Más allá de cuánto sea la deuda en términos del PBI, ya que hay varias metodologías, para el Estudio Broda si el próximo gobierno no tiene acceso a ninguna fuente de financiamiento, el país tendrá no sólo un problema de liquidez, sino también uno de solvencia. “No hay plata para mantener el pago de la deuda por mucho tiempo”, advierte la consultora de Miguel Broda.

Cabe tener en cuenta que con relación a los desembolsos remanentes del FMI, Alberto F. deberá negociar si los u$s6.400 millones que no ingresan este año y los otros casi u$s6.000 millones que estaban previstos para el próximo bienio, y eventualmente algo más, pueden ser parte de un apoyo financiero a la Argentina o si por el contrario no habrá financiamiento porque será imposible acordar un programa económico común. Por ello desde MacroView consideran que es “muy importante” que Alberto F. no se enemiste con el FMI.
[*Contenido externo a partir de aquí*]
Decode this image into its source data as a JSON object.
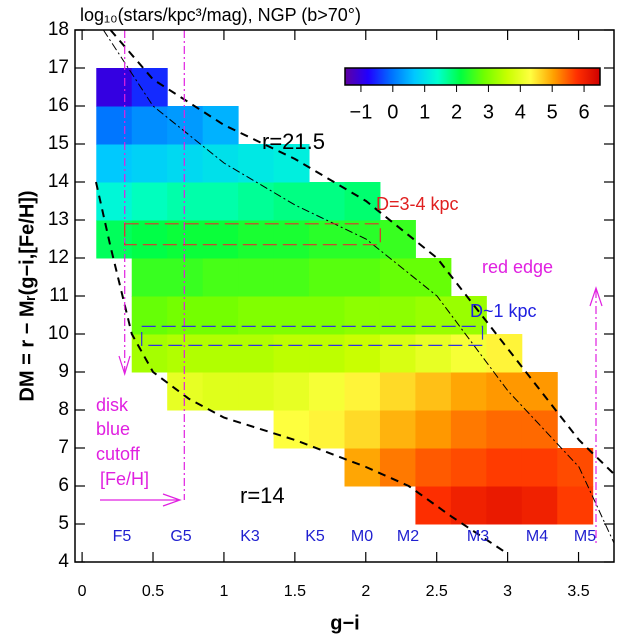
{
  "chart_data": {
    "type": "heatmap",
    "title": "log₁₀(stars/kpc³/mag), NGP (b>70°)",
    "x_label": "g−i",
    "y_label": "DM = r − Mᵣ(g−i,[Fe/H])",
    "xlim": [
      -0.05,
      3.75
    ],
    "ylim": [
      4,
      18
    ],
    "xticks": [
      0,
      0.5,
      1,
      1.5,
      2,
      2.5,
      3,
      3.5
    ],
    "yticks": [
      4,
      5,
      6,
      7,
      8,
      9,
      10,
      11,
      12,
      13,
      14,
      15,
      16,
      17,
      18
    ],
    "x_edges": [
      0.1,
      0.35,
      0.6,
      0.85,
      1.1,
      1.35,
      1.6,
      1.85,
      2.1,
      2.35,
      2.6,
      2.85,
      3.1,
      3.35,
      3.6
    ],
    "y_edges": [
      5,
      6,
      7,
      8,
      9,
      10,
      11,
      12,
      13,
      14,
      15,
      16,
      17
    ],
    "values": [
      [
        null,
        null,
        null,
        null,
        null,
        null,
        null,
        null,
        null,
        5.8,
        6.0,
        6.1,
        6.0,
        5.7
      ],
      [
        null,
        null,
        null,
        null,
        null,
        null,
        null,
        5.0,
        5.3,
        5.5,
        5.6,
        5.7,
        5.7,
        5.6
      ],
      [
        null,
        null,
        null,
        null,
        null,
        4.3,
        4.4,
        4.6,
        4.9,
        5.1,
        5.3,
        5.4,
        5.4,
        null
      ],
      [
        null,
        null,
        4.0,
        3.9,
        3.9,
        4.0,
        4.2,
        4.4,
        4.6,
        4.8,
        5.0,
        5.1,
        5.1,
        null
      ],
      [
        null,
        3.3,
        3.4,
        3.4,
        3.4,
        3.5,
        3.5,
        3.6,
        3.8,
        4.0,
        4.2,
        4.4,
        null,
        null
      ],
      [
        null,
        2.8,
        2.9,
        2.9,
        3.0,
        3.0,
        3.0,
        3.1,
        3.1,
        3.2,
        3.2,
        null,
        null,
        null
      ],
      [
        null,
        2.5,
        2.5,
        2.6,
        2.6,
        2.6,
        2.7,
        2.7,
        2.8,
        2.8,
        null,
        null,
        null,
        null
      ],
      [
        2.0,
        2.1,
        2.2,
        2.2,
        2.3,
        2.3,
        2.4,
        2.4,
        2.5,
        null,
        null,
        null,
        null,
        null
      ],
      [
        1.3,
        1.5,
        1.6,
        1.6,
        1.7,
        1.8,
        1.8,
        1.9,
        null,
        null,
        null,
        null,
        null,
        null
      ],
      [
        0.7,
        0.8,
        0.9,
        1.0,
        1.1,
        1.2,
        null,
        null,
        null,
        null,
        null,
        null,
        null,
        null
      ],
      [
        0.0,
        0.2,
        0.3,
        0.5,
        null,
        null,
        null,
        null,
        null,
        null,
        null,
        null,
        null,
        null
      ],
      [
        -1.0,
        -0.5,
        null,
        null,
        null,
        null,
        null,
        null,
        null,
        null,
        null,
        null,
        null,
        null
      ]
    ],
    "clim": [
      -1.5,
      6.5
    ],
    "colorbar_ticks": [
      {
        "value": -1,
        "label": "−1"
      },
      0,
      1,
      2,
      3,
      4,
      5,
      6
    ],
    "colormap": [
      "#6000a0",
      "#2000ff",
      "#0070ff",
      "#00c8ff",
      "#00ffd0",
      "#00ff40",
      "#70ff00",
      "#c8ff00",
      "#ffff40",
      "#ffa000",
      "#ff3000",
      "#d00000"
    ],
    "annotations": [
      "r=21.5",
      "r=14",
      "D=3-4 kpc",
      "D~1 kpc",
      "red edge",
      "disk",
      "blue",
      "cutoff",
      "[Fe/H]"
    ],
    "spectral_types": [
      "F5",
      "G5",
      "K3",
      "K5",
      "M0",
      "M2",
      "M3",
      "M4",
      "M5"
    ]
  }
}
Si bien, aún no se conocen ni los planes ni las estrategias ni los equipos que finalmente comandarán la administración de próximo gobierno y sobre todo la renegociación de la deuda, surgen algunas opciones como para ganar algo de aire. Como por ejemplo, dado el stock estimado de reservas disponibles que quedará el 10 de diciembre en el BCRA, y suponiendo que sigue el supercepo, se podría en un principio permitir utilizar la deuda reperfilada para pagar impuestos. Algunos también especulan con que vendrá algo unilateral, y rápido, bajo un DNU, que volvería a reperfilar las Letras de corto plazo.

Sobre la base de que se evitará un default unilateral (mientras haya caja o voluntad de seguir pagando), el próximo gobierno sabe que no tendrá mucho tiempo como para sentarse y hacer arqueo. Quedará para después. Primero deberá empezar la renegociación de la deuda.

COMPLICADA HOJA DE RUTA

  • Los vencimientos en pesos en lo que resta del año suman 60.000 millones mensuales, mientras que los nominados en dólares ascienden a 1.200 millones.
  • Los vencimientos en dólares entre noviembre y diciembre de 2019 suman más de 2.500 millones (casi mitad y mitad entre bonos y Letras).
  • En 2020 los vencimientos en pesos arrancan con fuerza desde febrero (160.000 M) y hasta mayo suman 600.000 millones. En cambio, los vencimientos en dólares se elevan con furia entre abril y mayo superando los 8.000 millones (entre enero y mayo suman más de 12.000 millones).